Tuesday, 28 May 2024

The Secret River - Kate Grenville



If I'm honest the enduring feeling I have after reading this book is one of anger. Not because it isn't a good book! Goodness me, no. But anger at what was done to the Aboriginal people of Australia. And yet the book is a story of one man overcoming the, odds and fulfilling in part, his dream. 

The protagonist, William Thornhill, is a convict sent to New South Wales. The character is inspired by one of Kate Grenville's own ancestors. In making the best of his situation Thornhill becomes enamoured of a piece of land that he wishes to have for his own.
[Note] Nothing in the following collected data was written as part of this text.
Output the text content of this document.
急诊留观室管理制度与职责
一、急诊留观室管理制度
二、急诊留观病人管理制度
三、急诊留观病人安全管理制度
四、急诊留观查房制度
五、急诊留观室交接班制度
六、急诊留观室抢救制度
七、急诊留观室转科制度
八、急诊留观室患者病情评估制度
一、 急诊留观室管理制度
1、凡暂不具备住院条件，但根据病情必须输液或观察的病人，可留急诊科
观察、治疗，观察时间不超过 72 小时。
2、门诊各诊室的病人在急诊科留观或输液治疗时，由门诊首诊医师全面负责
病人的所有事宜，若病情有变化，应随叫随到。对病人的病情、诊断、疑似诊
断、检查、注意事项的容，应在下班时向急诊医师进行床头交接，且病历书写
To the settlers and convicts it seemed that all you needed to do was claim it for yourself and, hey presto, you're a landowner. But the taking of the land is really tantamount to theft - theft from the indigenous people who have tended it for generation after generation. 
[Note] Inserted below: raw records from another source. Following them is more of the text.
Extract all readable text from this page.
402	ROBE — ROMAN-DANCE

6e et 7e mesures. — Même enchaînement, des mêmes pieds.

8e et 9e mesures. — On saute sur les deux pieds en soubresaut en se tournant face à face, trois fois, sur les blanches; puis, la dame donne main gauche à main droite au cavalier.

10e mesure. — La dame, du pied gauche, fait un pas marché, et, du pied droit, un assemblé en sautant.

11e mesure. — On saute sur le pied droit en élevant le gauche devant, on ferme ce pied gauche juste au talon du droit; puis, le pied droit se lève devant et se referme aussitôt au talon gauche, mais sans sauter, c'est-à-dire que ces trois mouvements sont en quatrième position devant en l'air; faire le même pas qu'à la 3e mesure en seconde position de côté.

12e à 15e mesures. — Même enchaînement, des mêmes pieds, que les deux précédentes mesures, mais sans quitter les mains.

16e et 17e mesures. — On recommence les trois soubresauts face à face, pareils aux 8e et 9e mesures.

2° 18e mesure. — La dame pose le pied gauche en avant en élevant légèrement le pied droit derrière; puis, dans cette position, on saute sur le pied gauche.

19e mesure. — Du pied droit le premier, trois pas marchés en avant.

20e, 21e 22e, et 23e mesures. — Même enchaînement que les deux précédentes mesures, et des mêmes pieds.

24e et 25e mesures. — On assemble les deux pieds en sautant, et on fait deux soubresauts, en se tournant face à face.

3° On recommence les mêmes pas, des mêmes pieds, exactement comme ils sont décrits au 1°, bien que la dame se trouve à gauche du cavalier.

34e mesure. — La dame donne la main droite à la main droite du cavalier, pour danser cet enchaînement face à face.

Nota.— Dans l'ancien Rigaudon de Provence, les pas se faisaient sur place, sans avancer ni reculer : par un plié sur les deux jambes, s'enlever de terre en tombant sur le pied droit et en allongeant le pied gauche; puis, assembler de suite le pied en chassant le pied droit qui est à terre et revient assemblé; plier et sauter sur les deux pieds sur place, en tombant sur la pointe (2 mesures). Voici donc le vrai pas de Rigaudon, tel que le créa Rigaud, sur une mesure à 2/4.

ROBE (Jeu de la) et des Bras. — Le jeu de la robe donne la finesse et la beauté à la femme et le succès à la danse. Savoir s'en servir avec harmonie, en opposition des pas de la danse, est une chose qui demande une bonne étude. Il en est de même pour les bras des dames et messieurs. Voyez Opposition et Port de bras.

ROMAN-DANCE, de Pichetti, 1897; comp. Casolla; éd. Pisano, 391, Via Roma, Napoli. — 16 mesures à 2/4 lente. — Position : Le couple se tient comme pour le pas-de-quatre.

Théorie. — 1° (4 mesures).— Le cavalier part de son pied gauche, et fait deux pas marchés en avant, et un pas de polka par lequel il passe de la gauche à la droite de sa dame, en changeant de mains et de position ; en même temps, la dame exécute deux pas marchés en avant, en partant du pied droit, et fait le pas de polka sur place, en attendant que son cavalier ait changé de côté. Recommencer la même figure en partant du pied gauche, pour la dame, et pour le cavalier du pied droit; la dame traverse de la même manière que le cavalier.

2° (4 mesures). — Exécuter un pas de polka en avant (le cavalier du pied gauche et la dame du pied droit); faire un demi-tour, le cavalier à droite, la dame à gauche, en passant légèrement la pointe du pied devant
It's a novel breathtaking in its descriptive beauty of the antipodean landscape yet graphic in its treatment of the brutality afforded the Darug people. It's an uncompromising tale with an undercurrent that suggests impending doom all the way through. 

What Kate Grenville does so cleverly with the character of Thornhill is make us believe that his humanity might win through and that he is not as base as some of his vile compatriots. So the reader doesn't necessarily dislike him for that hope remains.

His wife, Sal, was one of my favourite characters, loyal to her husband yet surely in an undesirable. situation not of her own making. I suppose that anyone in such circumstances will strive to do the best they can. Here making a living from the land was almost the only option but there was no sense of the settlers working in tandem with people already working that land. Instead they foisted their own ways without consideration.  Sal seems to be one of the few who might just make an effort to co exist.

Broadly the novel exposes the clash of cultures and the disastrous outcomes that can cause. It's solid prose that is slow in places but conjures expertly the tenor of the times. The research is impeccable and there is no faltering for the reader of the sense that you are there in nineteenth century Australia. 

My thanks to  Canongate books for a gifted copy.